“Investir o 13º na redução do consumo de água traz economia para o bolso”, diz presidente da Apecs

Novas tecnologias podem diminuir em até 40% o gasto hídrico residencial

O presente dos familiares, a mesa farta e também a reforma da casa são alguns dos destinos para o 13º dos trabalhadores. Mas o dinheiro extra também pode ajudar o consumidor a fazer economia durante todo o ano. Investir em sistemas que ajudam a reduzir o consumo de água pode trazer alívio ao bolso durante muito tempo.

“Novas tecnologias podem proporcionar até 40% de economia no consumo de água”, aponta Luiz Roberto Gravina Pladevall, engenheiro e presidente da Apecs (Associação Paulista de Empresas de Consultoria e Serviços em Saneamento e Meio Ambiente).

Uma das primeiras medidas é fazer a revisão hidráulica, avaliando o sistema de abastecimento de água e checar eventuais vazamentos.

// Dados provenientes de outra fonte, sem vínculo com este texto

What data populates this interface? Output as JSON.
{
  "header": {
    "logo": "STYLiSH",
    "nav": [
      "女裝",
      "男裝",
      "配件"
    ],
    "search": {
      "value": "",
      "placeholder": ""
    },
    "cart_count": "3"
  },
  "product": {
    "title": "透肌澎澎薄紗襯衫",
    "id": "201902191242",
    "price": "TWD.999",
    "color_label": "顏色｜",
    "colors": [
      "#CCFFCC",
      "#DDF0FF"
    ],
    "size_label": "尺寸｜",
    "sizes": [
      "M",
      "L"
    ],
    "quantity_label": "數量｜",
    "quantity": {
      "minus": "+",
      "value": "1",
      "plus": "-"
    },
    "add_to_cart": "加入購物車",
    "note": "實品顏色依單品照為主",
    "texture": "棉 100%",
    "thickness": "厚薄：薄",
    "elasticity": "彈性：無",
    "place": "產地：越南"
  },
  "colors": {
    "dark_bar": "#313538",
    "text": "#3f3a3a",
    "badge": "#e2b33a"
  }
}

A troca de tubulações pode apresentar um custo inicialmente alto, mas vai garantir economia por muito tempo. “As moradias mais antigas, por exemplo, ainda têm tubos de ferro. Essas tubulações se desgastam ao longo dos anos e ficam encrustadas deixando a água com cor e ferro dissolvido. A troca por novos materiais traz redução significativa de desperdício”, explica o especialista.

Pladevall também orienta a pesquisa por sistemas mais econômicos, como vasos sanitários, torneiras, chuveiros. “O mercado brasileiro já conta com produtos capazes de reduzir significativamente o consumo de água. Os novos vasos sanitários, por exemplo, consomem até 70% menos água do que os antigos”, aponta o dirigente.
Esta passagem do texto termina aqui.